Czyż można się dziwić temu rozżaleniu?

Rzecz całą podsumowuje jakże trafnie, ale i gorzko jeden z internautów: „Jan Baczewski, urodzony w Gryżlinach - przeprowadził Plebiscyt, walczył o polskość Warmii, był Jedynym POSŁEM mniejszości polskiej na Warmii ‘Rodło’ do Reichstagu, wybudował 30 szkól polskich i nie było godnej ulicy dla niego tylko wąska ścieżka po byłym cmentarzu gdzie biegają głownie psy. Rok 2016 nazwany jest Rokiem Powrotu Warmii do Polski . To Hańba dla Olsztyna” [pisownia oryginalna]
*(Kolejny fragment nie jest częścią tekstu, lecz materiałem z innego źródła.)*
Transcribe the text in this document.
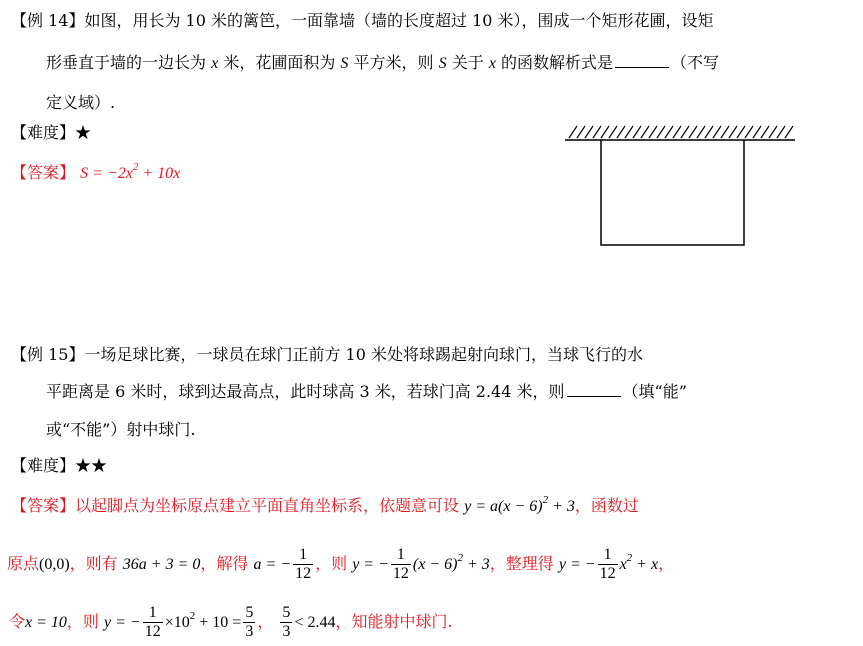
【例 14】如图，用长为 10 米的篱笆，一面靠墙（墙的长度超过 10 米），围成一个矩形花圃，设矩
形垂直于墙的一边长为 x 米，花圃面积为 S 平方米，则 S 关于 x 的函数解析式是	（不写
定义域）.
【难度】★
【答案】 $S = -2x^2 + 10x$
【例 15】一场足球比赛，一球员在球门正前方 10 米处将球踢起射向球门，当球飞行的水
平距离是 6 米时，球到达最高点，此时球高 3 米，若球门高 2.44 米，则	（填“能”
或“不能”）射中球门.
【难度】★★
【答案】以起脚点为坐标原点建立平面直角坐标系，依题意可设 $y = a(x - 6)^2 + 3$，函数过
原点(0,0)，则有 36a + 3 = 0，解得 a = − $\frac{1}{12}$ ，则 y = − $\frac{1}{12} (x - 6)^2 + 3$，整理得 y = − $\frac{1}{12} x^2 + x$，
令x = 10，则 y = − $\frac{1}{12} \times 10^2 + 10 = \frac{5}{3}$ ， $\frac{5}{3} < 2.44$，知能射中球门.
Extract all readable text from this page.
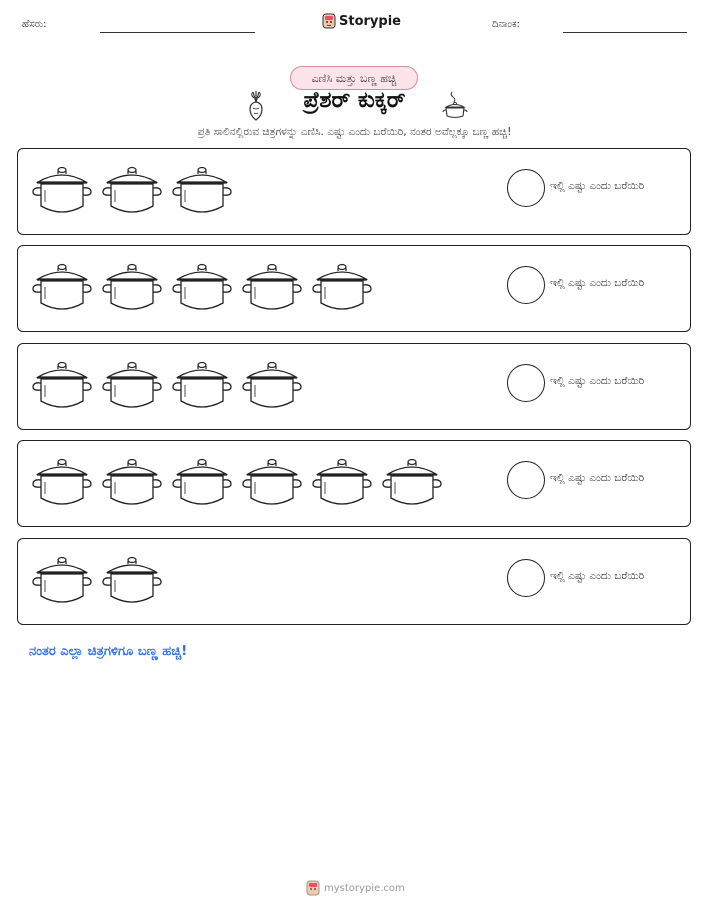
ಹೆಸರು:	Storypie	ದಿನಾಂಕ:
ಎಣಿಸಿ ಮತ್ತು ಬಣ್ಣ ಹಚ್ಚಿ
ಪ್ರೆಶರ್ ಕುಕ್ಕರ್
ಪ್ರತಿ ಸಾಲಿನಲ್ಲಿರುವ ಚಿತ್ರಗಳನ್ನು ಎಣಿಸಿ. ಎಷ್ಟು ಎಂದು ಬರೆಯಿರಿ, ನಂತರ ಅವೆಲ್ಲಕ್ಕೂ ಬಣ್ಣ ಹಚ್ಚಿ!
ಇಲ್ಲಿ ಎಷ್ಟು ಎಂದು ಬರೆಯಿರಿ
ಇಲ್ಲಿ ಎಷ್ಟು ಎಂದು ಬರೆಯಿರಿ
ಇಲ್ಲಿ ಎಷ್ಟು ಎಂದು ಬರೆಯಿರಿ
ಇಲ್ಲಿ ಎಷ್ಟು ಎಂದು ಬರೆಯಿರಿ
ಇಲ್ಲಿ ಎಷ್ಟು ಎಂದು ಬರೆಯಿರಿ
ನಂತರ ಎಲ್ಲಾ ಚಿತ್ರಗಳಿಗೂ ಬಣ್ಣ ಹಚ್ಚಿ!
mystorypie.com
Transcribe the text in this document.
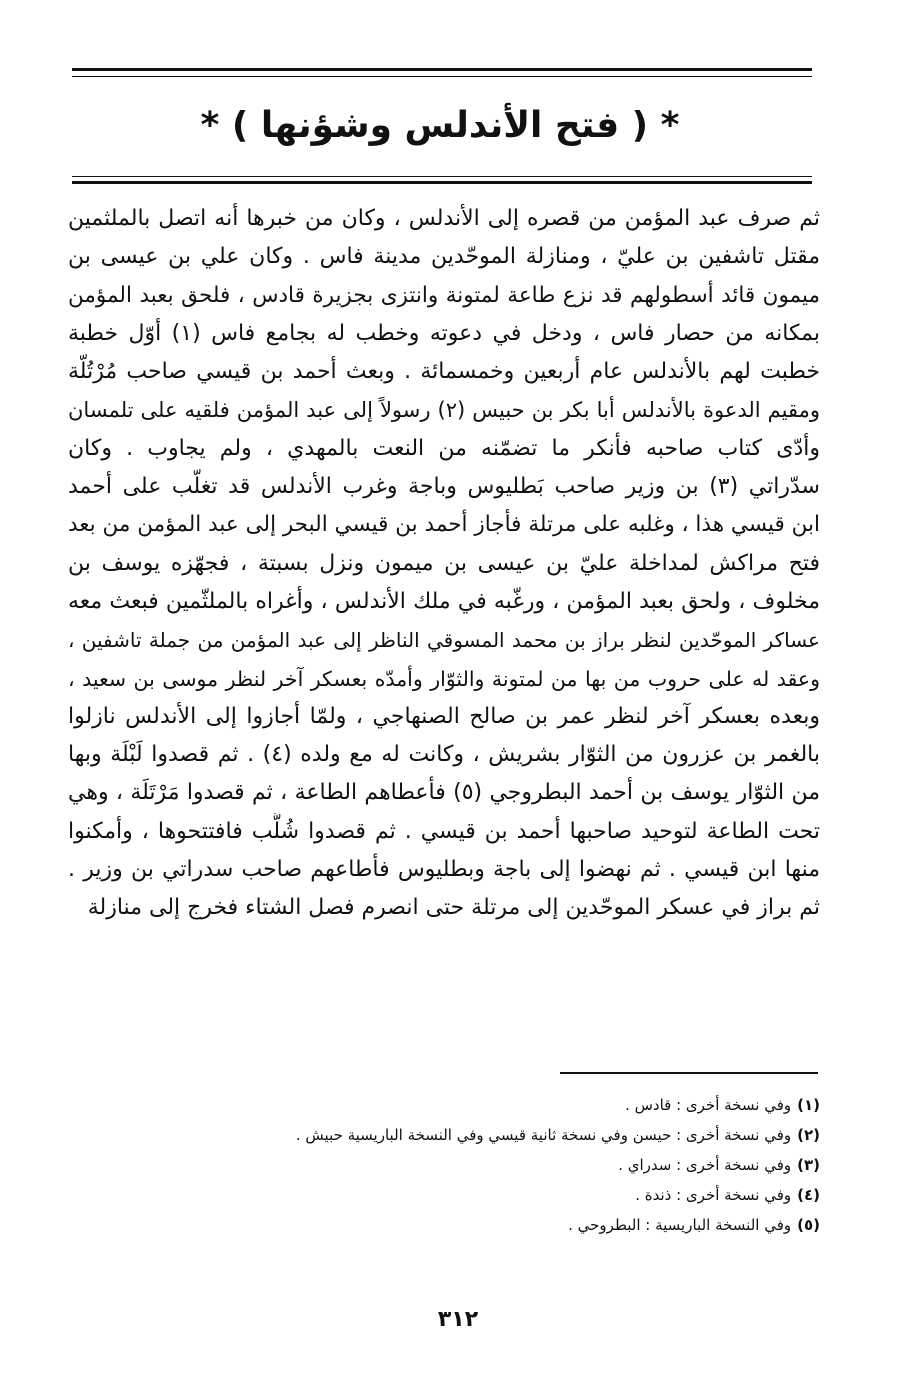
* ( فتح الأندلس وشؤنها ) *
ثم صرف عبد المؤمن من قصره إلى الأندلس ، وكان من خبرها أنه اتصل بالملثمين
مقتل تاشفين بن عليّ ، ومنازلة الموحّدين مدينة فاس . وكان علي بن عيسى بن
ميمون قائد أسطولهم قد نزع طاعة لمتونة وانتزى بجزيرة قادس ، فلحق بعبد المؤمن
بمكانه من حصار فاس ، ودخل في دعوته وخطب له بجامع فاس (١) أوّل خطبة
خطبت لهم بالأندلس عام أربعين وخمسمائة . وبعث أحمد بن قيسي صاحب مُرْتُلّة
ومقيم الدعوة بالأندلس أبا بكر بن حبيس (٢) رسولاً إلى عبد المؤمن فلقيه على تلمسان
وأدّى كتاب صاحبه فأنكر ما تضمّنه من النعت بالمهدي ، ولم يجاوب . وكان
سدّراتي (٣) بن وزير صاحب بَطليوس وباجة وغرب الأندلس قد تغلّب على أحمد
ابن قيسي هذا ، وغلبه على مرتلة فأجاز أحمد بن قيسي البحر إلى عبد المؤمن من بعد
فتح مراكش لمداخلة عليّ بن عيسى بن ميمون ونزل بسبتة ، فجهّزه يوسف بن
مخلوف ، ولحق بعبد المؤمن ، ورغّبه في ملك الأندلس ، وأغراه بالملثّمين فبعث معه
عساكر الموحّدين لنظر براز بن محمد المسوقي الناظر إلى عبد المؤمن من جملة تاشفين ،
وعقد له على حروب من بها من لمتونة والثوّار وأمدّه بعسكر آخر لنظر موسى بن سعيد ،
وبعده بعسكر آخر لنظر عمر بن صالح الصنهاجي ، ولمّا أجازوا إلى الأندلس نازلوا
بالغمر بن عزرون من الثوّار بشريش ، وكانت له مع ولده (٤) . ثم قصدوا لَبْلَة وبها
من الثوّار يوسف بن أحمد البطروجي (٥) فأعطاهم الطاعة ، ثم قصدوا مَرْتَلَة ، وهي
تحت الطاعة لتوحيد صاحبها أحمد بن قيسي . ثم قصدوا شُلُّب فافتتحوها ، وأمكنوا
منها ابن قيسي . ثم نهضوا إلى باجة وبطليوس فأطاعهم صاحب سدراتي بن وزير .
ثم براز في عسكر الموحّدين إلى مرتلة حتى انصرم فصل الشتاء فخرج إلى منازلة
(١)وفي نسخة أخرى : قادس .
(٢)وفي نسخة أخرى : حيسن وفي نسخة ثانية قيسي وفي النسخة الباريسية حبيش .
(٣)وفي نسخة أخرى : سدراي .
(٤)وفي نسخة أخرى : ذندة .
(٥)وفي النسخة الباريسية : البطروحي .
٣١٢
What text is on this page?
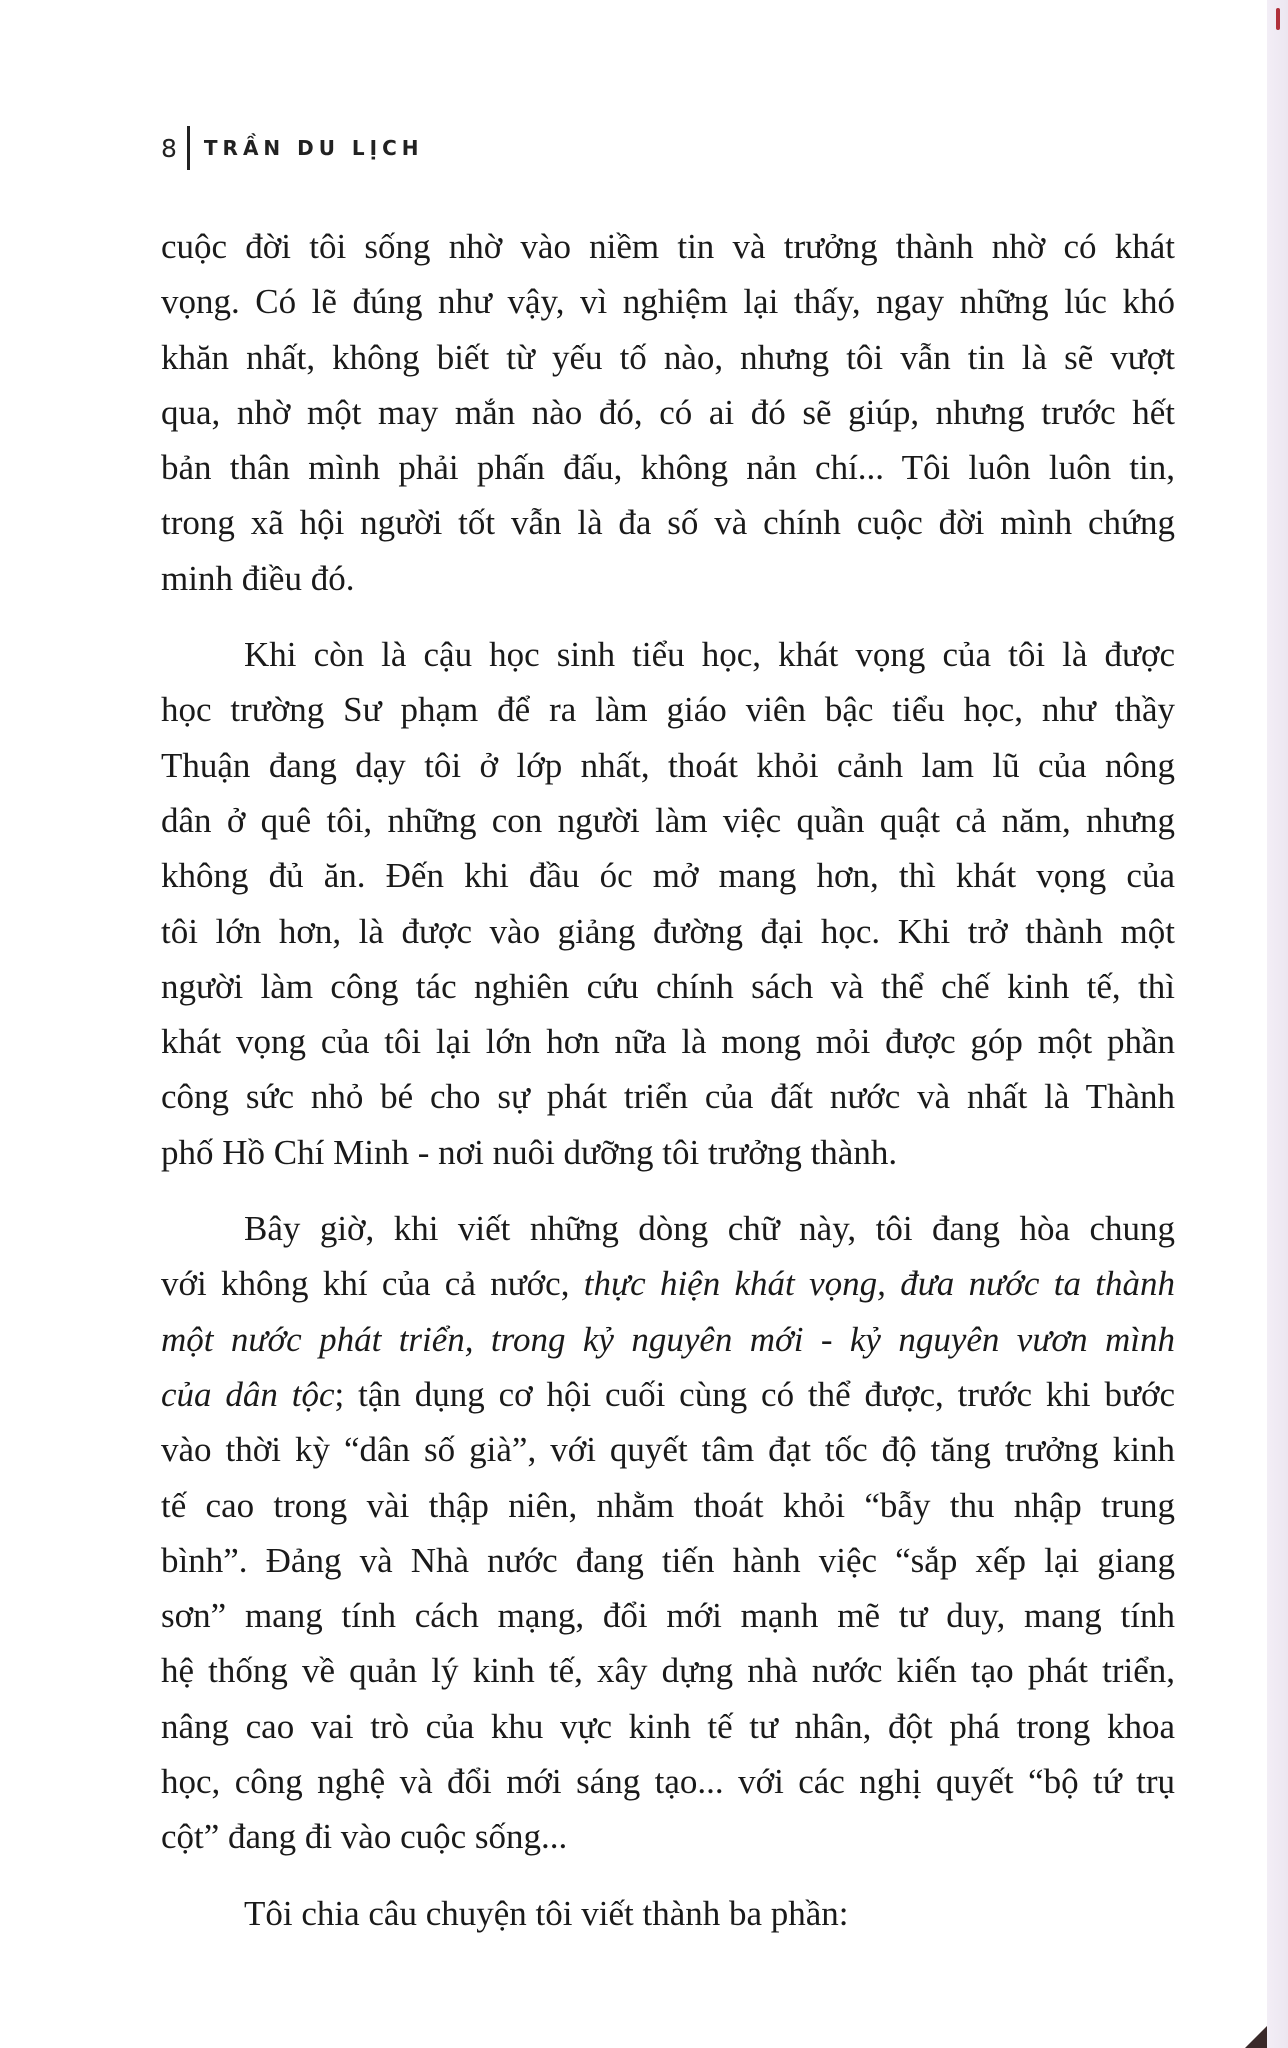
8 TRẦN DU LỊCH
cuộc đời tôi sống nhờ vào niềm tin và trưởng thành nhờ có khát
vọng. Có lẽ đúng như vậy, vì nghiệm lại thấy, ngay những lúc khó
khăn nhất, không biết từ yếu tố nào, nhưng tôi vẫn tin là sẽ vượt
qua, nhờ một may mắn nào đó, có ai đó sẽ giúp, nhưng trước hết
bản thân mình phải phấn đấu, không nản chí... Tôi luôn luôn tin,
trong xã hội người tốt vẫn là đa số và chính cuộc đời mình chứng
minh điều đó.
Khi còn là cậu học sinh tiểu học, khát vọng của tôi là được
học trường Sư phạm để ra làm giáo viên bậc tiểu học, như thầy
Thuận đang dạy tôi ở lớp nhất, thoát khỏi cảnh lam lũ của nông
dân ở quê tôi, những con người làm việc quần quật cả năm, nhưng
không đủ ăn. Đến khi đầu óc mở mang hơn, thì khát vọng của
tôi lớn hơn, là được vào giảng đường đại học. Khi trở thành một
người làm công tác nghiên cứu chính sách và thể chế kinh tế, thì
khát vọng của tôi lại lớn hơn nữa là mong mỏi được góp một phần
công sức nhỏ bé cho sự phát triển của đất nước và nhất là Thành
phố Hồ Chí Minh - nơi nuôi dưỡng tôi trưởng thành.
Bây giờ, khi viết những dòng chữ này, tôi đang hòa chung
với không khí của cả nước, thực hiện khát vọng, đưa nước ta thành
một nước phát triển, trong kỷ nguyên mới - kỷ nguyên vươn mình
của dân tộc; tận dụng cơ hội cuối cùng có thể được, trước khi bước
vào thời kỳ “dân số già”, với quyết tâm đạt tốc độ tăng trưởng kinh
tế cao trong vài thập niên, nhằm thoát khỏi “bẫy thu nhập trung
bình”. Đảng và Nhà nước đang tiến hành việc “sắp xếp lại giang
sơn” mang tính cách mạng, đổi mới mạnh mẽ tư duy, mang tính
hệ thống về quản lý kinh tế, xây dựng nhà nước kiến tạo phát triển,
nâng cao vai trò của khu vực kinh tế tư nhân, đột phá trong khoa
học, công nghệ và đổi mới sáng tạo... với các nghị quyết “bộ tứ trụ
cột” đang đi vào cuộc sống...
Tôi chia câu chuyện tôi viết thành ba phần:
Ponieważ odpowiedzialność powinna mieć imię i nazwisko, podaję (za stroną internetową urzędu wojewódzkiego w Olsztynie wm.uw.olsztyn.pl) składWojewódzkiego Komitetu Ochrony Pamięci Walk i Męczeństwa w Olsztynie: Artur Chojecki, wojewoda warmińsko-mazurski – przewodniczący; Edyta Jędrzejewska, dyrektor Wydziału Polityki Społecznej Warmińsko-Mazurskiego Urzędu Wojewódzkiego w Olsztynie – sekretarz; Wanda Sylwia Kicińska – zastępca dyr. Wydziału Polityki Społecznej – zastępca sekretarza; oraz pełniący funkcję członków Komitetu: Stanisław Achremczyk, dyr. Ośrodka Badań Naukowych im. Wojciecha Kętrzyńskiego w Olsztynie; Jacek Adamas, prezes Stowarzyszenia „Kochajmy Warmię”, artysta-rzeźbiarz; Rafał Bętkowski, wiceprezes Stowarzyszenia „Święta Warmia”, historyk-regionalista; Waldemar Brenda, naczelnik Instytutu Pamięci Narodowej Komisja Ścigania Zbrodni przeciwko Narodowi Polskiemu Delegatura w Olsztynie; Dariusz Jarosiński, członek Stowarzyszenia „Święta Warmia”, red. naczelny miesięcznika „Debata”; Piotr Junker, doradca wojewody warmińsko-mazurskiego; Andrzej Kaliczyński, zastępca warmińsko-mazurskiego wojewódzkiego konserwatora zabytków w Olsztynie; Władysław Kałudziński, prezes Stowarzyszenia Represjonowanych w Stanie Wojennym Regionu Warmińsko-Mazurskiego „Pro-Patria”; Maciej Kotarski; warmińsko-mazurski wojewódzki inspektor nadzoru budowlanego w Olsztynie; Wiktor Knercer, historyk; płk dypl. Tomasz Łysek, dowódca 9. Warmińskiego Pułku Rozpoznawczego im. mjr. Zygmunta Szendzielarza ps. „Łupaszka” w Lidzbarku Warmińskim; Krzysztof Młynarczyk, kierownik Katedry Architektury Krajobrazu i Agroturystyki Wydziału Kształtowania Środowiska i Rolnictwa Uniwersytetu Warmińsko-Mazurskiego w Olsztynie; Ewa Olkowska, Towarzystwo Opieki nad Zabytkami Oddział w Olsztynie; Maciej Prażmo - Prezes Zarządu Okręgu Warmińsko-Mazurskiego Światowego Związku Żołnierzy Armii Krajowej w Olsztynie; Izabela Sielicka-Werner, kierownik Oddziału Administracji Architektoniczno-Budowlanej Wydziału Infrastruktury Geodezji i Rolnictwa Warmińsko-Mazurskiego Urzędu Wojewódzkiego w Olsztynie; Jerzy Sikorski, Wojewódzki Urząd Ochrony Zabytków w Olsztynie; płk Andrzej Szczołek, szef Wojewódzkiego Sztabu Wojskowego w Olsztynie; Monika Szustowicz, ekspert do spraw mniejszości narodowych i etnicznych oraz równego traktowania; Janusz Wierzyński, Stowarzyszenie Środowisk Twórczych w Olsztynie; ks. kan. Janusz Wieszczyński, proboszcz parafii pw. Najświętszego Serca Pana Jezusa w Olsztynie.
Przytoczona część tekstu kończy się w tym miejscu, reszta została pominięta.